Sometimes there was no machine, simply a glowing hoop in the air, or the sudden bang of displaced atoms as a traveller popped into existence. He hated these the most, startled awake or spilling his tea. There was no getting used to it.

“Leave at once,” he warned them, though it was already too late.

He recalled a pair of travellers, each as elegant and beautiful as the other, who sensed what had happened. Alerted by their device, something like a miniature glass pavilion, they repeatedly and uselessly triggered a return.

“Perhaps the physics of this alternate does not allow time travel,” the woman cried.

“In other time lines you are successful,” the man explained to Martinez, as if consoling him.

He turned to his companion and gazed into her face. “At least we are shipwrecked together.”

Over the years Martinez had observed the various manners of travellers, and even when as enigmatically remote as this couple, it seemed prudent not to mention their fate.

Less perceptive travellers would peer at his dusty workshop, at the exposed innards of his time engine spread out like a dissection on the floor. They often seemed disappointed.

“Such humble beginnings,” they would say. “To think it all began like this.”

In the early days, Martinez tried questioning the bizarrely costumed and inhumanly tall travellers from far ages, thinking they could explain, but they merely shook their heads. Not speaking of the future was one of the Rules. Whether it was the physical constants of his own timeline differing in some way to preclude time travel, he would never know.

This latest traveller slouches astride a sleek chromed machine, like the time-cycle of Captain Future.

“Band new,” he says. “Just taking it for a spin. Start of time travel is as far back as it can go.
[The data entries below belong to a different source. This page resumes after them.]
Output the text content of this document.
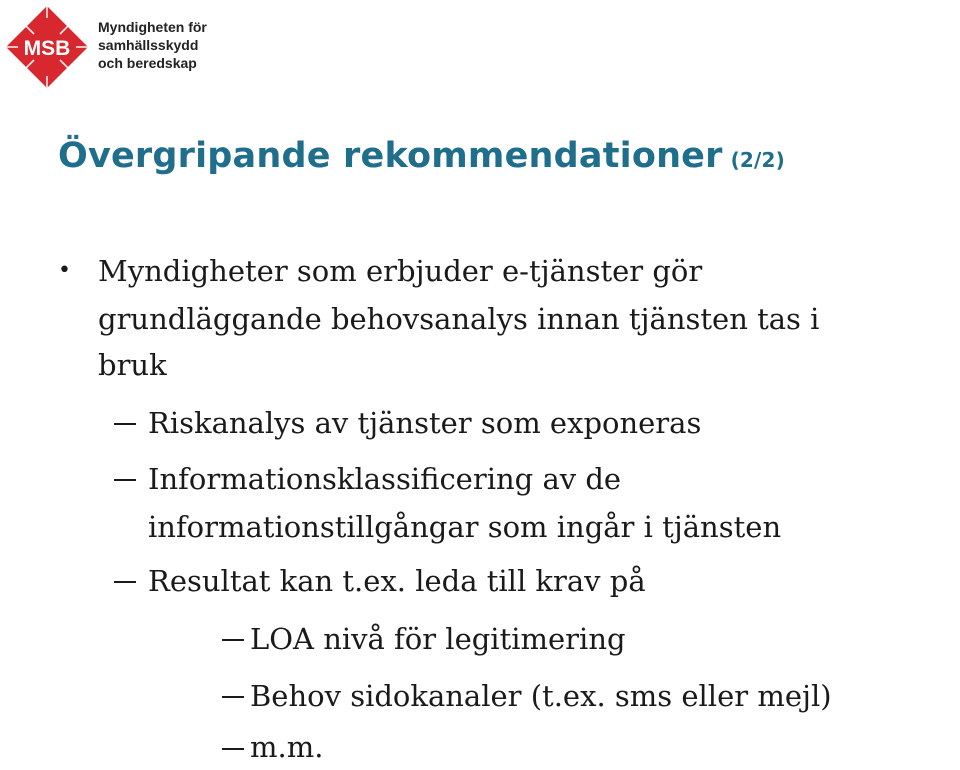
MSB
Myndigheten för
samhällsskydd
och beredskap
Övergripande rekommendationer (2/2)
• Myndigheter som erbjuder e-tjänster gör
grundläggande behovsanalys innan tjänsten tas i
bruk
Riskanalys av tjänster som exponeras
Informationsklassificering av de
informationstillgångar som ingår i tjänsten
Resultat kan t.ex. leda till krav på
LOA nivå för legitimering
Behov sidokanaler (t.ex. sms eller mejl)
m.m.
Seemed a neat idea.”

He has words tattooed around his shaved head.

“In the morning,” reads the part Martinez can see.

“Jeez,” the youth complains, glancing through the door of the workshop. “This is depressing. Like my step-dad’s garage.”

“The smell of napalm,” the rest of the tattoo says.

“You shouldn’t have come here.”

“Did I turn up before you finished it? Before your first jump?” He shrugs. “All the crap about changing the past. It’s always a different timeline.”

He flashes a knowing grin. “Paradox alert. Still, at least you know it works.”

“I gave up tinkering years ago,” Martinez murmurs.

For reasons he never understood, there is always a delay before the physics of his reality catches up with time travellers. Perhaps it depends on how many centuries they have crossed. But their existence here is impossible, and so it always proves.

Already, the grin is vanishing from the face of the youth, followed by the face, the slouching figure and finally, the time cycle itself.